Stap 4: Arduino code
Aanvankelijk, ik de draden aangesloten op de Arduino als volgt:
-pin 2: sw1
-pin 3: sw2
-pin 4: sw3
-pin 5: sw4
-pin 6: sw5
-pin 7: sw6
-pin 8: sw7
-pin 9: tokkelen omhoog
-pin 10: tokkelen omlaag
-pin 11: whammy
-pin 12: knop voor de ontsnapping
-pin 13: knop voor de ster macht
(sw1 is de eerste knop van de fret, sw7 is de zevende fret knop - maar we gebruiken alleen sw1-sw5)
(Als ik maken van de ster macht met de versnellingsmeter wilde, ik zou hebben aangesloten de X-, Y- en Z-pin op de analoge ingangen van de arduino)

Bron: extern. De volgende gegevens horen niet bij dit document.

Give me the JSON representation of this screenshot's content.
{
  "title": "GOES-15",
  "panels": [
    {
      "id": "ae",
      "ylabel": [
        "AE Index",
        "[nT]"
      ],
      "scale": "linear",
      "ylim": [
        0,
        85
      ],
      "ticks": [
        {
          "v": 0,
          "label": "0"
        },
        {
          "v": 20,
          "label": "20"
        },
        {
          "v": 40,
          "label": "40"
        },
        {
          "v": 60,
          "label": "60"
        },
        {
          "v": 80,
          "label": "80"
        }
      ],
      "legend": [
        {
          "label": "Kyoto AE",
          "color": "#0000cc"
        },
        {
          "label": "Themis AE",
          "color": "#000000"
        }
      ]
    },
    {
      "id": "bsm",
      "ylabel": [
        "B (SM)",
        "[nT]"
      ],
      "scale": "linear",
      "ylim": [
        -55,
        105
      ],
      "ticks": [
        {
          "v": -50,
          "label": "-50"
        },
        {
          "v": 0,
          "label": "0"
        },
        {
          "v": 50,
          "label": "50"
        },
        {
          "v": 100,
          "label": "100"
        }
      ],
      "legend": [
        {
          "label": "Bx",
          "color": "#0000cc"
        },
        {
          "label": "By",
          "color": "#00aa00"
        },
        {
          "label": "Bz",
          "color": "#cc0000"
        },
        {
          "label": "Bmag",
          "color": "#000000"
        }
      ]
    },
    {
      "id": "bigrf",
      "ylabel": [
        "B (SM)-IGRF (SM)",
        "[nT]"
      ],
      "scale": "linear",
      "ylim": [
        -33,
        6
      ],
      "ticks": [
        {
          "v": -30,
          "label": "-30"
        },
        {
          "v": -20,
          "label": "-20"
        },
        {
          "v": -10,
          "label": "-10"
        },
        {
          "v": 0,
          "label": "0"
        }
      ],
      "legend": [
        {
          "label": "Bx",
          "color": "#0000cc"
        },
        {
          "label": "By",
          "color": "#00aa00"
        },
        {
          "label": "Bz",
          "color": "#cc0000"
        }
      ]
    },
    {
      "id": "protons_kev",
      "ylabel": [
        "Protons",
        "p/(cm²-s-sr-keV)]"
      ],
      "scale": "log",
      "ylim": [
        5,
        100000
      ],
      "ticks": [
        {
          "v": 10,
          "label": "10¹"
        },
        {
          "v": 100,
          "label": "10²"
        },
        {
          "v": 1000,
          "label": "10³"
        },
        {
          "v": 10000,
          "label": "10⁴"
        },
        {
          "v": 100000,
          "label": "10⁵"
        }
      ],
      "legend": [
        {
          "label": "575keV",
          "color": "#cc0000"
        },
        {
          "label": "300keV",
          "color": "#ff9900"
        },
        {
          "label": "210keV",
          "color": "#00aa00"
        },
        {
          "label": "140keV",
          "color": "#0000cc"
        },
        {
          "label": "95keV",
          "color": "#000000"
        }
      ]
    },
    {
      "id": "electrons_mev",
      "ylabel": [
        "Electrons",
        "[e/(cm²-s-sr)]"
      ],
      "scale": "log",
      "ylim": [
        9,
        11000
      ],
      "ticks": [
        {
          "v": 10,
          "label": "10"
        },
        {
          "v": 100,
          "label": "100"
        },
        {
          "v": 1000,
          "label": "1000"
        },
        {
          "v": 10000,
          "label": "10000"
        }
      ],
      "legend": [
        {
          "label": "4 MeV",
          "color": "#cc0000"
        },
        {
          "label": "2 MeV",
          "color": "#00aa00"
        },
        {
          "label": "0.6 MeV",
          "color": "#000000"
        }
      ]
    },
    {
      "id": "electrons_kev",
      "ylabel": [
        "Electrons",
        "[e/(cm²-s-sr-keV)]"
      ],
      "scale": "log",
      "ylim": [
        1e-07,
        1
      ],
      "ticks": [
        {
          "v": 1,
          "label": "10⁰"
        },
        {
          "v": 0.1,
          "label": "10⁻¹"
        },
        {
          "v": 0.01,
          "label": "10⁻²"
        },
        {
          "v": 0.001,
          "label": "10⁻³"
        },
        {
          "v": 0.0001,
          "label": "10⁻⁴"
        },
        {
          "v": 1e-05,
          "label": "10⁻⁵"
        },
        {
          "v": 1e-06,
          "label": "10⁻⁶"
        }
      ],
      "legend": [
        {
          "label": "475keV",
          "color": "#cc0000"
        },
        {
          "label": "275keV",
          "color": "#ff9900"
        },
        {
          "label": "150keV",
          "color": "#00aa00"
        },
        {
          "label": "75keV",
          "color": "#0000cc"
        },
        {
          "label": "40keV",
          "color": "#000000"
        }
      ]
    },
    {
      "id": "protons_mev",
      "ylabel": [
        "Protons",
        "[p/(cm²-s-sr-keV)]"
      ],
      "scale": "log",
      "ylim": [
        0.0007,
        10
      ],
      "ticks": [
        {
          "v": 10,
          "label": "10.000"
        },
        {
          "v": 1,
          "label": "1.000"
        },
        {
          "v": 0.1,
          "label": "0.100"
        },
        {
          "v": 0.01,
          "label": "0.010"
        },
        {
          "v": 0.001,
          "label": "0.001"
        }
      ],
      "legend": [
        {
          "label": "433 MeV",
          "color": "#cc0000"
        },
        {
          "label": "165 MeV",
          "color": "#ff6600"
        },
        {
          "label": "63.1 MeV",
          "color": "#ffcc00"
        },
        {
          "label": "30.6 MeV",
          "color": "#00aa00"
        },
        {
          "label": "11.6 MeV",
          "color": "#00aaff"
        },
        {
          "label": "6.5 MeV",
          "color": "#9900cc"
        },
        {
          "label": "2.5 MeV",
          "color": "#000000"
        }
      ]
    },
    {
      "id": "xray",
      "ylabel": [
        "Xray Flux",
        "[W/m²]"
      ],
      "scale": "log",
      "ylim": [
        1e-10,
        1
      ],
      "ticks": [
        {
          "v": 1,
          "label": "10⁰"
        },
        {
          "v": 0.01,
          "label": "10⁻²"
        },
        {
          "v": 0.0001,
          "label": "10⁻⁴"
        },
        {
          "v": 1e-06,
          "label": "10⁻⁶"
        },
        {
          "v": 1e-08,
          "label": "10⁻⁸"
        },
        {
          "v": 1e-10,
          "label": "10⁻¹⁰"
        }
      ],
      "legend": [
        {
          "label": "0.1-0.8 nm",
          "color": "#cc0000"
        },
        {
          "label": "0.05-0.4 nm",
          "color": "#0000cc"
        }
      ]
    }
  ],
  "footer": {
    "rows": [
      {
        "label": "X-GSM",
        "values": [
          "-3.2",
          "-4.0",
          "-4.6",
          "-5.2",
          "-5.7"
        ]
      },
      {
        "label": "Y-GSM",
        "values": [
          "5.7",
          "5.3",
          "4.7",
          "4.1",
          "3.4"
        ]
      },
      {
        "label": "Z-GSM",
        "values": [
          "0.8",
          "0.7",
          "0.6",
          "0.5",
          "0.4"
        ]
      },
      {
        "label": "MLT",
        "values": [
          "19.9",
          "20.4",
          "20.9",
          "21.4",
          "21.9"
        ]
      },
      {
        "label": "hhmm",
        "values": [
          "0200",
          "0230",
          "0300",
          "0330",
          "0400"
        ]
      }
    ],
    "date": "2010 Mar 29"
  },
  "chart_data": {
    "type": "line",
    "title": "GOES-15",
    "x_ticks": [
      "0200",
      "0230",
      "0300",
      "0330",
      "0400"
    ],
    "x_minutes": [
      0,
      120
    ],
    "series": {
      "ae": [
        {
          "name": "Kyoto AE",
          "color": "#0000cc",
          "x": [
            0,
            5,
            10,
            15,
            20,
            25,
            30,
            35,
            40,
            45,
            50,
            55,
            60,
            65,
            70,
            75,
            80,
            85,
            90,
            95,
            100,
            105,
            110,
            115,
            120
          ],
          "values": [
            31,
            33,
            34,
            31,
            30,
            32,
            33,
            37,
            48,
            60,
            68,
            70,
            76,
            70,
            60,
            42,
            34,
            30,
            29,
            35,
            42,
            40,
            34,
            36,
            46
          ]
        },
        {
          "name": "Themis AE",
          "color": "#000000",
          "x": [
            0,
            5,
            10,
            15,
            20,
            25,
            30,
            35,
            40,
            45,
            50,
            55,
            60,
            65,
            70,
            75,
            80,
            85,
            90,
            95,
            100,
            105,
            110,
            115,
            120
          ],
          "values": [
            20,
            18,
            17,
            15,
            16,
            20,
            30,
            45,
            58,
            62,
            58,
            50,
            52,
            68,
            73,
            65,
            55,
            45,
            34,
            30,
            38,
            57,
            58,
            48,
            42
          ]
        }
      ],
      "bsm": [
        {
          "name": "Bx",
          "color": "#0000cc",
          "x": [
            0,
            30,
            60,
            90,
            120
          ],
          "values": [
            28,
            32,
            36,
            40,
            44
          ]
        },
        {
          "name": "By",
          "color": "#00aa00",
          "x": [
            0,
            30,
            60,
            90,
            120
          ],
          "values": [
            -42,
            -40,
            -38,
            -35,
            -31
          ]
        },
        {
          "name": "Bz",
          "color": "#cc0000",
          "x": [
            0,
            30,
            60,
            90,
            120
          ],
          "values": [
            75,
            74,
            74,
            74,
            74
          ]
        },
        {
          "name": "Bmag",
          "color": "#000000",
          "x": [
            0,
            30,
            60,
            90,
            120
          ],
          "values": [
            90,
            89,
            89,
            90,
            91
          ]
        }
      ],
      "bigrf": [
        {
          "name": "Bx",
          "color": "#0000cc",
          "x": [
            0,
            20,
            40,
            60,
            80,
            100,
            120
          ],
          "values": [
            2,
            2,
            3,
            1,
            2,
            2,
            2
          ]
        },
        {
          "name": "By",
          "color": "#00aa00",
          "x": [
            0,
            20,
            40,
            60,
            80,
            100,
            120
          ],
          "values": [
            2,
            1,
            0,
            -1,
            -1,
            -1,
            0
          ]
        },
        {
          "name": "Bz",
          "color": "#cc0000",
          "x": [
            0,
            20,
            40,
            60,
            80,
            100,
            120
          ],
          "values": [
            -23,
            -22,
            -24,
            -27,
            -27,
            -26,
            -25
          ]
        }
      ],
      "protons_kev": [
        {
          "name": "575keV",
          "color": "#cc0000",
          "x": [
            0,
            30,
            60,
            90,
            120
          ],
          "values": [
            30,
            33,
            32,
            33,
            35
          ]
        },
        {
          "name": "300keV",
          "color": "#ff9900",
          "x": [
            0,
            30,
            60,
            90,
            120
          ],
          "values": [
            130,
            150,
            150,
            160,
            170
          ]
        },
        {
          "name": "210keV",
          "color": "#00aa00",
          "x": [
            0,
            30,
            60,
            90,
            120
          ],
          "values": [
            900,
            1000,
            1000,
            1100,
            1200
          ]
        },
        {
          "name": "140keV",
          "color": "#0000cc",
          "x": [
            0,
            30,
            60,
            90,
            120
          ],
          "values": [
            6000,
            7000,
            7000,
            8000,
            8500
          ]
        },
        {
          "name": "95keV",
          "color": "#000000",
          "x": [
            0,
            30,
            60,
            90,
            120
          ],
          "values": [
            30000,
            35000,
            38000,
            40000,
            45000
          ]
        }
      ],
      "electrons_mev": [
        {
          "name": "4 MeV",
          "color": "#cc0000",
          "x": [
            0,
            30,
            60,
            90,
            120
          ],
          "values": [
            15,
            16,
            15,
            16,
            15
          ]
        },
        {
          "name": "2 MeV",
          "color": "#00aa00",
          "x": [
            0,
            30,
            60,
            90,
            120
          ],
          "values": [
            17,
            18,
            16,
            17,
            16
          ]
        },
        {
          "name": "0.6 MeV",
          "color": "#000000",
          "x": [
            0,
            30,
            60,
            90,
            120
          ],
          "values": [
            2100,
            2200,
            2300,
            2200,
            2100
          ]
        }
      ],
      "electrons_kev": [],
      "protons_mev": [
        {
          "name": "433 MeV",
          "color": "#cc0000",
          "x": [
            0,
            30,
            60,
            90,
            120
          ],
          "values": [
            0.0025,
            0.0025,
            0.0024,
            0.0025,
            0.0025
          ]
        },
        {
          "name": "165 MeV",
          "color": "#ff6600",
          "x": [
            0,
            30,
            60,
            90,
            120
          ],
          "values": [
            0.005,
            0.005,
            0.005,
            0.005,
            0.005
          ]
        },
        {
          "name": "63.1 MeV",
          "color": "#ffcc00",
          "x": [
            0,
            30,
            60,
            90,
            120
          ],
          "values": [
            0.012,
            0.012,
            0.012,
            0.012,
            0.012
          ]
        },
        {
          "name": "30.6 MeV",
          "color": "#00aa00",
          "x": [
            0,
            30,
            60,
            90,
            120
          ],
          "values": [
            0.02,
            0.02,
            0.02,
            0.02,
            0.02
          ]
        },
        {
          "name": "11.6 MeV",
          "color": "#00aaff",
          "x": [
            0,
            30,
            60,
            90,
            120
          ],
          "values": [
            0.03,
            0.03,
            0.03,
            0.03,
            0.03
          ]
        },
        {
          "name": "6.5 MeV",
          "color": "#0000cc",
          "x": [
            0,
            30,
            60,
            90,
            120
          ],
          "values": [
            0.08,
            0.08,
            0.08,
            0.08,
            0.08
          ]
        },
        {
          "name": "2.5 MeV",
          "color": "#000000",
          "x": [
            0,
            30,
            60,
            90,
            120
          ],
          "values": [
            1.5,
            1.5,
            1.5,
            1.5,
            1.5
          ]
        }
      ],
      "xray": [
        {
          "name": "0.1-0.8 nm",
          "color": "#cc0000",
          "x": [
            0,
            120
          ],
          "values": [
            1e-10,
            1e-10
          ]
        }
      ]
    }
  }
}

Ten eerste, ik had voor het initialiseren van de seriële poort, en stel de pinnen als ingangen:
VOID Setup {}
Serial.begin(9600); Initialiseren van seriële klasse met 9600 Baud/s
for (int i = 2; ik < = 13; i ++) {}
pinMode (i, ingang); Stel de pinnen als ingangen
}
}
In de lus, ik lees de ingangen en print ze uit op de seriële poort:
void loop {}
terwijl (!. Serial.available());
voor (int i = 2; ik < = 13; i ++) {}
Serial.Print(digitalRead(i));
Serial.Print(';');
}
Serial.Print('\n');
delay(1);
De invoerwaarden worden verzonden in een lijn, gescheiden door een ';'. Dus als u op een knop drukt, of neer tokkelen, alleen de waarde van het indexcijfer 1 verandert, anders is het 0. In Java, wordt een buffer gevuld wanneer een '\n' nieuwe lijn operator wordt ontvangen. De tijd (!. Serial.available()); lijn helpt alleen de gegevens te verzenden nadat het programma is gestart.
De één milliseconde vertraging is nodig om de gegevensoverdracht plaatsvindt, zonder dat ik heb vreemde lijnen in de seriële monitor.